И хватит! Хватит страдать, пора о делах практических думать. Не век же на шее у отца сидеть.
И Георгий Фелицианов отважился зажить мелкой, тихой, неприметной жизнью, свернув шею всем тщеславным помыслам, исчезнуть, раствориться в толпе. Надо найти точку созерцания – то есть такой угол, из которого все видно, а самому чтоб остаться не заметным ни для властей, ни для их деятельных врагов. Сидеть, смотреть, обдумывать. А там – что Бог даст. Он устроился в частную фотографическую студию, открывшуюся в соседнем доме, и стал понемногу зарабатывать семейными портретами новой нэпманской буржуазии. Правда, и литературную публику, пользуясь знакомствами, всю у себя переснимал, чем его хозяин Исай Ильич был горд и доволен.

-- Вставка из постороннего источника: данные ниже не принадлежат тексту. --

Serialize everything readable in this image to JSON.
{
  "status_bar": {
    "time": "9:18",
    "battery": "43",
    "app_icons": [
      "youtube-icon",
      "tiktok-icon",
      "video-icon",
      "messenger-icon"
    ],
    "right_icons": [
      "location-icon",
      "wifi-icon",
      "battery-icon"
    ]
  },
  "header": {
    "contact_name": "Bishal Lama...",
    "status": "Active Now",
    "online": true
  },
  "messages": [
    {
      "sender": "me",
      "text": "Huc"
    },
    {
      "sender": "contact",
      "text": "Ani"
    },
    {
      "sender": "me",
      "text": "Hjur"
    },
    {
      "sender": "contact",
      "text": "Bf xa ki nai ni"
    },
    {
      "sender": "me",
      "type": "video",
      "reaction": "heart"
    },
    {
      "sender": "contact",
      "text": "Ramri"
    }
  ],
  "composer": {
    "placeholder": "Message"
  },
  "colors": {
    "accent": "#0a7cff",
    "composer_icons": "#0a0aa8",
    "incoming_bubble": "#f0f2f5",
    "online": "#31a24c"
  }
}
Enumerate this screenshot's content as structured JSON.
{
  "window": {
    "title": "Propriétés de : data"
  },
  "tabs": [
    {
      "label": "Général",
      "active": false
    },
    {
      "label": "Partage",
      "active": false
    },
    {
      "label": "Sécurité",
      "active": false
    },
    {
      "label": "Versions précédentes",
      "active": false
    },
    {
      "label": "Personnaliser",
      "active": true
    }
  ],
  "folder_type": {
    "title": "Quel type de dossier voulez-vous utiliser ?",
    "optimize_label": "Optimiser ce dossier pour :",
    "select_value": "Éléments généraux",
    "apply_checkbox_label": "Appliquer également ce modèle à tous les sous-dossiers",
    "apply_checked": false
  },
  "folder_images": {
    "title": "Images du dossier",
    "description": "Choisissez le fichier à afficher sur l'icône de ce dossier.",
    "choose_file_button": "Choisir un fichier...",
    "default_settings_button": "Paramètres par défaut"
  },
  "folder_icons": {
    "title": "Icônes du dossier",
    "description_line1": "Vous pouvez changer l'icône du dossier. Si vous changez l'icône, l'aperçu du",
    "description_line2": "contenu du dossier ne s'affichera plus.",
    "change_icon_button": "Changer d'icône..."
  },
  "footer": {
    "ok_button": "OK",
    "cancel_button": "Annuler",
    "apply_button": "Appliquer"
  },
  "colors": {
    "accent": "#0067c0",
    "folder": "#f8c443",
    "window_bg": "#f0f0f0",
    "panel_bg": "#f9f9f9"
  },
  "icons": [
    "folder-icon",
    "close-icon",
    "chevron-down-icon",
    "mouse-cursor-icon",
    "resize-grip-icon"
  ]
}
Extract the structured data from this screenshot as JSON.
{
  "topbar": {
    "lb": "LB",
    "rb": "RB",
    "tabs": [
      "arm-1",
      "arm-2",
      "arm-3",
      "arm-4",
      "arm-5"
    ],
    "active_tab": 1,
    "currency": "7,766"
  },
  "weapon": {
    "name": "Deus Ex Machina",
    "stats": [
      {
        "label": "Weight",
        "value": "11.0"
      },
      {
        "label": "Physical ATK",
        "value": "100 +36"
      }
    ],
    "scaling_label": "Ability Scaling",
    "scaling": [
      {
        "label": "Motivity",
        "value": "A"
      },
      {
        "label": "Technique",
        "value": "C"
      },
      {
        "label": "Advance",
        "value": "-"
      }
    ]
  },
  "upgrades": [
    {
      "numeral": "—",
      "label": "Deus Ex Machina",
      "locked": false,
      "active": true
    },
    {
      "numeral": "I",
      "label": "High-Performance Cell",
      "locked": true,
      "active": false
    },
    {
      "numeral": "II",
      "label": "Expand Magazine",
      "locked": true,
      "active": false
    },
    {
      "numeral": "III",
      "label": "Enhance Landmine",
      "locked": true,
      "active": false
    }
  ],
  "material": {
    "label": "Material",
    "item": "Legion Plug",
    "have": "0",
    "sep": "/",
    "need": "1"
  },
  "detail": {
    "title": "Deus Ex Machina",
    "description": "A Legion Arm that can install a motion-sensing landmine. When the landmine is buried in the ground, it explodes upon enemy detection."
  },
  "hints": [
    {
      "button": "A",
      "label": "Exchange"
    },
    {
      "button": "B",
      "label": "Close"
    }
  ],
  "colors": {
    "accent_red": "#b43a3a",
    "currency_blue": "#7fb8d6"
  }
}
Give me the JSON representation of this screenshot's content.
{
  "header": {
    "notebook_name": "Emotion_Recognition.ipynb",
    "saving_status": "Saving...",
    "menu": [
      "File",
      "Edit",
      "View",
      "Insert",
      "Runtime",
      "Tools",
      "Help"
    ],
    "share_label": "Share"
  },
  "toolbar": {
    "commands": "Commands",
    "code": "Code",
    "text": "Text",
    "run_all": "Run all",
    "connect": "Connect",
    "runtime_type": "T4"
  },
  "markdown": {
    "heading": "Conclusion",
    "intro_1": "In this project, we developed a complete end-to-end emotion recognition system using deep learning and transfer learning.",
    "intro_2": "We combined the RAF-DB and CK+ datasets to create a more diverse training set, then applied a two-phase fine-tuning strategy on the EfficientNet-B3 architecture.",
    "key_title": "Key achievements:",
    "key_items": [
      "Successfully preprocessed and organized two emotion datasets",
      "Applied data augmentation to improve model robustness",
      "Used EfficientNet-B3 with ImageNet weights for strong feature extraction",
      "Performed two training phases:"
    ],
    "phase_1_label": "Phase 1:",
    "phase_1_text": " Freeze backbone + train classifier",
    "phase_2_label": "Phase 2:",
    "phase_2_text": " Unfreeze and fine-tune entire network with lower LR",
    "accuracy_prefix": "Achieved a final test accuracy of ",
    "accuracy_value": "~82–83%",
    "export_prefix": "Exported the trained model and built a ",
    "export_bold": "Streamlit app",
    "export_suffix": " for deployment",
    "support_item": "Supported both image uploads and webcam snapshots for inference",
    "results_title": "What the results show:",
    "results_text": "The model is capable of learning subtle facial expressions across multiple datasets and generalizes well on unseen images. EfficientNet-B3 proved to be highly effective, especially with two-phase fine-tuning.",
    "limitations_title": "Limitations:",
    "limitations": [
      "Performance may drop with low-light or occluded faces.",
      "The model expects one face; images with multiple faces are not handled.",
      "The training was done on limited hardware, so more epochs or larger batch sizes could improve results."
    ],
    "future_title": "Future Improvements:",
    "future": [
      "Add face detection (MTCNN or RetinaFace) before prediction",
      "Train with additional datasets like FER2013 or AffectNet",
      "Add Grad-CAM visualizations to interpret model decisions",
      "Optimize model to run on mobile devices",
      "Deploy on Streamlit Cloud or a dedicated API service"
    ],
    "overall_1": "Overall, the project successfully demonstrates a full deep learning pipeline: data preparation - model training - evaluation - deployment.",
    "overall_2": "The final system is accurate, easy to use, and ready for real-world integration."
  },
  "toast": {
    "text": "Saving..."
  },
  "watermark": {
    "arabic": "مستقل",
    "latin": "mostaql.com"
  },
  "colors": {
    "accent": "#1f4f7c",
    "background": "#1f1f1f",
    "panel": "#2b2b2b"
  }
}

Но вот уж кто абсолютно не был доволен таким поворотом, так это Ариадна. Она вообще перестала понимать Жоржа. Минувшие испытания не закалили – перекалили ее. В своей семье она стала главенствующей: и мать, и сестра полностью подчинились ее и без того несладкому характеру, и деспотические нотки зазвучали в ее голосе – уже не ангельском, а прокуренном и грубоватом.
Началось, как всегда, с пустяка, он даже не мог вспомнить, какую фразу он плохо расслышал, а потому неверно истолковал. А кончилось упреками в эгоцентризме, лени, барстве… Упреками тем более обидными, что доля истины в них была. Конечно, Фелицианов и ленив, и эгоцентричен без меры, да только в этом ли суть?
Тут еще и идеология. Пережив тяготы разрухи, Ариадна убедила себя в том, что она обязана служить народу – просвещать, нести свет культуры в массы и проч., не считаясь с тем, что народ не очень-то в ее благотворительности нуждается. Между ней и народом будут стоять комиссары и тщательно фильтровать нисходящую от Ариадны культуру. То, что Фелицианов в уродливом виде обнаружил в провинции, докатится и до Москвы. Формы, может, будут поизощреннее, тот же Сенька Петров – не полуграмотный стихотворец Пинчук и не матрос Куликов, да это, может, и к худшему – ведь грубая суть – та же. Вот чего она не понимает. Но Жоржа обвиняет в трусости и безволии.
Жорж, в десятые годы переживший увлечение теорией Фрейда, в бурных отношениях со строптивой Ариадной меньше всего задумывался о ее справедливости. Слишком поздно он поймет, что Ариадна ждала от него никакой не идейной решимости, а элементарной: ты что, сукин сын, с предложением тянешь?! Близости безбрачной она, разумеется, не допускала, а Жорж, уже достаточно опытный в таких делах, перед Ариадной отступался. В мыслях не допускала, но грешной плотью ждала, в иные моменты готова была принять и такое отчаянное решение: черт с ним, с браком, хоть бы ребеночка родить. Жорж не посмел.